Participants’ language background was assessed via the Language Experience and Proficiency Questionnaire (LEAP-Q; Kaushanskaya et al., Reference Kaushanskaya, Blumenfeld and Marian2020; Table 1) on Qualtrics (https://www.qualtrics.com). Bilingual participants reported an average of 15 ± 3 years of formal education (undergraduate or postgraduate level), high daily exposure to Chinese (M = 7.2, SD = 2.3 on a scale from 0 – never to 10 – always), and moderate daily exposure to English (M = 4.5, SD = 1.6 on a scale from 0 – never to 10 – always). They reported very good proficiency in Mandarin Chinese (M = 8.3, SD = 1.6 on a scale from 0 – none to 10 – perfect) and adequate proficiency in English (M = 5.2, SD = 1.9) (Figure 1). Native English controls reported excellent proficiency in English (M = 9.1, SD = 1 on a scale from 0 – none to 10 – perfect) and did not report having fluent knowledge of another language.

Table 1. Chinese–English bilingual participants’ self-reported language backgrounds

Figure 1. Chinese–English bilinguals’ self-reported ratings of Chinese and English proficiency (10-point scale). Error bar represents confidence interval.

Participants signed consent forms online before taking part in this study and were compensated for their participation in either money transfer (an amount of RMB 30) or course credit (1.5 credits). This study was approved by the ethics committee of the Bangor University (approval no. 2021-17074).

2.2. Materials

The stimuli consisted of a total of 90 Chinese words and their corresponding English-language translation equivalents (see Supplementary Appendix 1). We used the translation from Oxford English Dictionary and AI translator. Among these stimuli, 60 words were considered as critical items, representing human roles with relatively high/low level of perceived power (e.g., king, servant). There were also 30 filler items consisting of animal names (e.g., dog, rabbit). In the practice session, an additional six Chinese and English words were used.

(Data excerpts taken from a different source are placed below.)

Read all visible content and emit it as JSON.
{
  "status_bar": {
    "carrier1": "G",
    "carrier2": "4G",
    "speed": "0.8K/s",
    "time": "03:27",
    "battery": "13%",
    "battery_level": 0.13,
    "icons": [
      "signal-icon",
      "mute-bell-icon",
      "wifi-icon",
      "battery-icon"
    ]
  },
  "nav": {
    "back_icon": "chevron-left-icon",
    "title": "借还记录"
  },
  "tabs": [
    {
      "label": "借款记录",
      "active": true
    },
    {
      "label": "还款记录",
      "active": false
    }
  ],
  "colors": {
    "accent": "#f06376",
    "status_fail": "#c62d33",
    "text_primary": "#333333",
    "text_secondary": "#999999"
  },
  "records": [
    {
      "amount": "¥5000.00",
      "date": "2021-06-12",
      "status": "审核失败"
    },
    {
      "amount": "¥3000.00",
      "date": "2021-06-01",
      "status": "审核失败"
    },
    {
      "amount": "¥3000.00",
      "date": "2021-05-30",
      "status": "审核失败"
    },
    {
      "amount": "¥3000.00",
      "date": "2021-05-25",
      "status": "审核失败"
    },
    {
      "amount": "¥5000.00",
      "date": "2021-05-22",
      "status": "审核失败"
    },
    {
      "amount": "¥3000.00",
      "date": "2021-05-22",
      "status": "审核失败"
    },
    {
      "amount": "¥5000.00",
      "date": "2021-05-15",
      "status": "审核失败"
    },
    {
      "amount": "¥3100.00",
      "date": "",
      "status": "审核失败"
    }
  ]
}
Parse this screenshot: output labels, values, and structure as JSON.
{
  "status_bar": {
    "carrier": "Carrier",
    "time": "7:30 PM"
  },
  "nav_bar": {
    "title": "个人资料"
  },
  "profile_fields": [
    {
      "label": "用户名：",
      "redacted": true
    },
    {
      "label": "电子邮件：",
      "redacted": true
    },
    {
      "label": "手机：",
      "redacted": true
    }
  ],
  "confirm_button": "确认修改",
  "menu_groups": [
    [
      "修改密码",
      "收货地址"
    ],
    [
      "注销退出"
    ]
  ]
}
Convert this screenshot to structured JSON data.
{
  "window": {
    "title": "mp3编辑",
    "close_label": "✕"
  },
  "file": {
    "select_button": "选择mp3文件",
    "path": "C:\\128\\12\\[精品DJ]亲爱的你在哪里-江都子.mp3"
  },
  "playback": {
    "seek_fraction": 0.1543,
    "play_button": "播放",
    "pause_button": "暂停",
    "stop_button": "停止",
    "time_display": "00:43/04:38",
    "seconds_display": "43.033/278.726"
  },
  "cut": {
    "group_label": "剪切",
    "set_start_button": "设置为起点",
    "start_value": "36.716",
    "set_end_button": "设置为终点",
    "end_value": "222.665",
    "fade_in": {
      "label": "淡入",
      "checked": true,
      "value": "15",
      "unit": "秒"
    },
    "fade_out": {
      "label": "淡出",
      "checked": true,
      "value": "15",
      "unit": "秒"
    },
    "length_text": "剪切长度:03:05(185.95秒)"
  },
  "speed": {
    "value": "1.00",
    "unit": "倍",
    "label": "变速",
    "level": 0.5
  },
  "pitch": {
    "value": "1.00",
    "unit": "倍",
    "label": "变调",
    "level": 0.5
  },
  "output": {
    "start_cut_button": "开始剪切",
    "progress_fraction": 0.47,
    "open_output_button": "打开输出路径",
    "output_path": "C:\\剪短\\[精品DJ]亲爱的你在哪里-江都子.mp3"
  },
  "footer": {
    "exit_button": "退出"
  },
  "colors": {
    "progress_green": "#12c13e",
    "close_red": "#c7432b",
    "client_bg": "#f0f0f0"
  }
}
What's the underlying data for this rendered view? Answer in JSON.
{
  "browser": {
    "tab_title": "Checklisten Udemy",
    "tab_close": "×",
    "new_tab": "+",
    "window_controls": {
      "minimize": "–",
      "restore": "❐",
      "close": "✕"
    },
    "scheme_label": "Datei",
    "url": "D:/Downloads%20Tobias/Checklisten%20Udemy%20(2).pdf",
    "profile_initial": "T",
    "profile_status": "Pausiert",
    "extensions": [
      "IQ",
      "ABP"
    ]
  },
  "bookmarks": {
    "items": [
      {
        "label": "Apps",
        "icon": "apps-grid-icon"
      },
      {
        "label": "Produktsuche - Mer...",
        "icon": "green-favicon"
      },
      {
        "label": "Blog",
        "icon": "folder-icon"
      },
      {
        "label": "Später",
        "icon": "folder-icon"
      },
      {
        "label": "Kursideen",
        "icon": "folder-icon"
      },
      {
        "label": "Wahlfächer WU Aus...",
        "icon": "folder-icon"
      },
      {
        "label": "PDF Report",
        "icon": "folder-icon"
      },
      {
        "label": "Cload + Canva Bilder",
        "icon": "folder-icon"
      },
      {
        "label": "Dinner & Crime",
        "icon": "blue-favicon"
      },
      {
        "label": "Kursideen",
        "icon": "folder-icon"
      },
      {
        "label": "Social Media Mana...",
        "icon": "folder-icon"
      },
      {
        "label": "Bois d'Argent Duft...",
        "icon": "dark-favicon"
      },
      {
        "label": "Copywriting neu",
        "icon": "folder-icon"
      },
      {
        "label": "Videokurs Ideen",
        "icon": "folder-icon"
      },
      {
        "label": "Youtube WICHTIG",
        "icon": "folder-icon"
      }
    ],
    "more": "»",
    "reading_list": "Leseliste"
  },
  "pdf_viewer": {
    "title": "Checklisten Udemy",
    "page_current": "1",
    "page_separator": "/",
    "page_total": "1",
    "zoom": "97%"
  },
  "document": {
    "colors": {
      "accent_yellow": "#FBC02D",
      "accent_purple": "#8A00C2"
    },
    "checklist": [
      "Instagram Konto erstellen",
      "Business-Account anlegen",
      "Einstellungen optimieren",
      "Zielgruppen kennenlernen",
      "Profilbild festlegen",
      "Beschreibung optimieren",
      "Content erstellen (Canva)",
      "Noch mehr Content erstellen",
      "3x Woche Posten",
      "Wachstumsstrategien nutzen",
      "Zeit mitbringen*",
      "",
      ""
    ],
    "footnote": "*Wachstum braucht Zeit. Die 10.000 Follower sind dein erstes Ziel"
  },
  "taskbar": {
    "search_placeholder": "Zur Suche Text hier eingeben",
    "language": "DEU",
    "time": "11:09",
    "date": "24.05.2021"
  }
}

Thirty Chinese–English bilinguals who did not participate in the experiment rated an initial set of 60 Chinese words for perceived power, familiarity and valence on a five-point Likert scale. Due to low familiarity or the ambiguity of perceived power in the norming, six high-power and three low-power words were replaced prior to testing. Thus, norming results reported here did not include the replaced items. Independent sample t test showed that the perceived power of the high-power words was rated significantly higher (M = 3.69 ± 0.74) than that of low-power words (M = 1.47, SD = 0.18), t(49) = 15.2, p < .001, Cohen’s d = 4.26. Valence ratings for high-power words were also significantly higher (M = 3.62 ± 0.44) than for low-power words (M = 2.51, SD = 0.61), t(49) = 7.32, p < .001, Cohen’s d = 2.05, reflecting a positive correlation between the measures (r = 0.70, p < .001). In addition, neither familiarity ratings (high-power: M = 4.25, SD = 0.42; low-power: M = 4.19, SD = 0.44; t(49) = 0.52, Cohen’s d = .15) nor log lexical frequency significantly differed between the high- and low-power conditions (estimated via the SUBTLEX-CH corpus, Cai & Brysbaert, Reference Cai and Brysbaert2010; high-power: M = 2.45, SD = 0.53; low-power: M = 2.31, SD = 0.55; t(47) = 1.3, p = .361, Cohen’s d = .26).

The same 30 Chinese–English bilinguals also rated the English translation equivalents for perceived power, familiarity and valence. The perceived power of the high-power English words was rated significantly higher (M = 3.72, SD = 0.59) than that of low-power English words (M = 1.45, SD = 0.17), t(49) = 18.57, p < .001, Cohen’s d = 5.21. Valence ratings for high-power words were significantly higher (M = 3.43, SD = 0.25) than for low-power words (M = 2.67, SD = 0.49), t(49) = 6.84, p < .001, Cohen’s d = 1.92. Familiarity ratings did not significantly differ between the high- and low-power conditions (high-power words: M = 4.32, SD = 0.45; low-power words: M = 4.25, SD = 0.46, t(49) = 0.54, p = .59, Cohen’s d = .15), though log lexical frequency did (estimated via the LexOPS database, Taylor et al., Reference Taylor, Beith and Sereno2020; high-power: M = 4.52, SD = 0.49; low-power: M = 3.88, SD = 0.76; t(49) = 3.81, p < .001, Cohen’s d = 1.00)Footnote 2.

2.3. Procedure

After reading the information sheet and signing the consent form, participants were first asked to fill the language background questionnaire (LEAP-Q; Kaushanskaya et al., Reference Kaushanskaya, Blumenfeld and Marian2020) on Qualtrics and completed the online experiment on Pavlovia.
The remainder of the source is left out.